His greatest fantasy was to have his hands held. His palms itched with the want of it. He wanted to have someone hold on to him, a quiet way of saying they wanted to keep him. Maybe then, he’d stop floating away the way he felt he did.
Draco reached out and touched Harry's knee. “You wish?”
"Sorry. I’m making this about me,” Harry's reassuring smile faltered. The wad was back, a clog stuck in the chest.
“I'm happy for you. I hope you're happy, too."
Draco's touch burned. His gaze did too. He looked at Harry like he was a puzzle to solve. Like he was seeing Harry completely anew.
“Is it about you, though? Isn't it?" He swallowed and withdrew his touch, hands cupping his own knees. "Even a little?”
Harry pretended not to understand the question because Draco was very close, as close as he’d been in a year, and it was a tenuous closeness. He could go again and leave Harry alone, again, in the darkness.
"Potter…”
Harry shook his head. “It's Harry. Please.”
“Harry,” Draco licked his lips after he said it, like it was a new flavour of word.
“Harry," he repeated. He liked that flavour.
"It's presumptuous that if I did have a pash, it would be on you, but…so what if it was?"
"Was what?"
"You," Malfoy said. He laid his arm down and outstretched his hand on the table, long fingers curled just so. An invitation.

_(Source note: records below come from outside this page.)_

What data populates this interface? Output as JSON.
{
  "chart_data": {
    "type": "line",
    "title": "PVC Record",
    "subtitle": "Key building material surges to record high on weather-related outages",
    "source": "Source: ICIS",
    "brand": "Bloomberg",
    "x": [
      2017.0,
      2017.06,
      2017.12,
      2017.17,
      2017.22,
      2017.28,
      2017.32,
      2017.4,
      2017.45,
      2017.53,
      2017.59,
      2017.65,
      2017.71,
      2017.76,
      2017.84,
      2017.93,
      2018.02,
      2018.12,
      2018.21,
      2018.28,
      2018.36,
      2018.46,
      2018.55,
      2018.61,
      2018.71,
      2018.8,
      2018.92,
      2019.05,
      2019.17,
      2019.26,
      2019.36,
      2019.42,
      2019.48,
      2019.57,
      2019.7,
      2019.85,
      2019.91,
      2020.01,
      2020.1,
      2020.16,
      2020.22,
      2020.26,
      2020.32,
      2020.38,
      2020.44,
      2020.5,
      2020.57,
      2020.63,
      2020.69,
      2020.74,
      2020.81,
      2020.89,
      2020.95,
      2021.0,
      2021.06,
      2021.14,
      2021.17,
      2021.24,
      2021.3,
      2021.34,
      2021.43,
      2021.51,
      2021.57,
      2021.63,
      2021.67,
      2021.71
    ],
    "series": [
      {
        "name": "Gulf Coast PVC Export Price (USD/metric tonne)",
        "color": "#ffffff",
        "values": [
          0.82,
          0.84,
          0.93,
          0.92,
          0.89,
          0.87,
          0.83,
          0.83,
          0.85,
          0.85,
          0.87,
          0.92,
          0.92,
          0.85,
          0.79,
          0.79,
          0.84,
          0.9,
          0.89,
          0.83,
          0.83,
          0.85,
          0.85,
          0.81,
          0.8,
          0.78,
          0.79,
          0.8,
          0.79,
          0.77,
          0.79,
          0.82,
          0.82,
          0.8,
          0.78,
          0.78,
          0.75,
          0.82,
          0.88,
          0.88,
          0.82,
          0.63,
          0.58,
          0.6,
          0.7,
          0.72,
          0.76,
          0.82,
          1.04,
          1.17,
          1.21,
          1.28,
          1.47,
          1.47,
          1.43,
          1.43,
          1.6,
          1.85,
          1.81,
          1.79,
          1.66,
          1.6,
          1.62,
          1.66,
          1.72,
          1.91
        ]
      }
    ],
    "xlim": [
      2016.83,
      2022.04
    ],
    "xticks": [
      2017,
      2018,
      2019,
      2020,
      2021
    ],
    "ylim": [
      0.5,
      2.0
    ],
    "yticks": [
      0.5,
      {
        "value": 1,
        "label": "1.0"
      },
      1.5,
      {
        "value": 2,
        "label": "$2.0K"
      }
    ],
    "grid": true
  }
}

Harry didn't normally do things tentatively, but he was careful with this. He brushed the soft skin at his wrist and delighted in Draco's shiver. After a moment, unsure, he pressed their palms together. He sighed an exhale he hadn’t known he was holding as Draco raised his hand and slipped pale fingers through Harry’s sun-darkened ones. Harry held his hand with intention, and the light in the room faded dark and pulsed yellow, yellow, yellow. It was warm in the room, and Harry should have known better a long time before, should have recognized what the cost had been to break his own heart over and over again. Each time he’d had the chance to reach out, to give shape and form and breath to his words, and had denied himself the simple pleasure of this.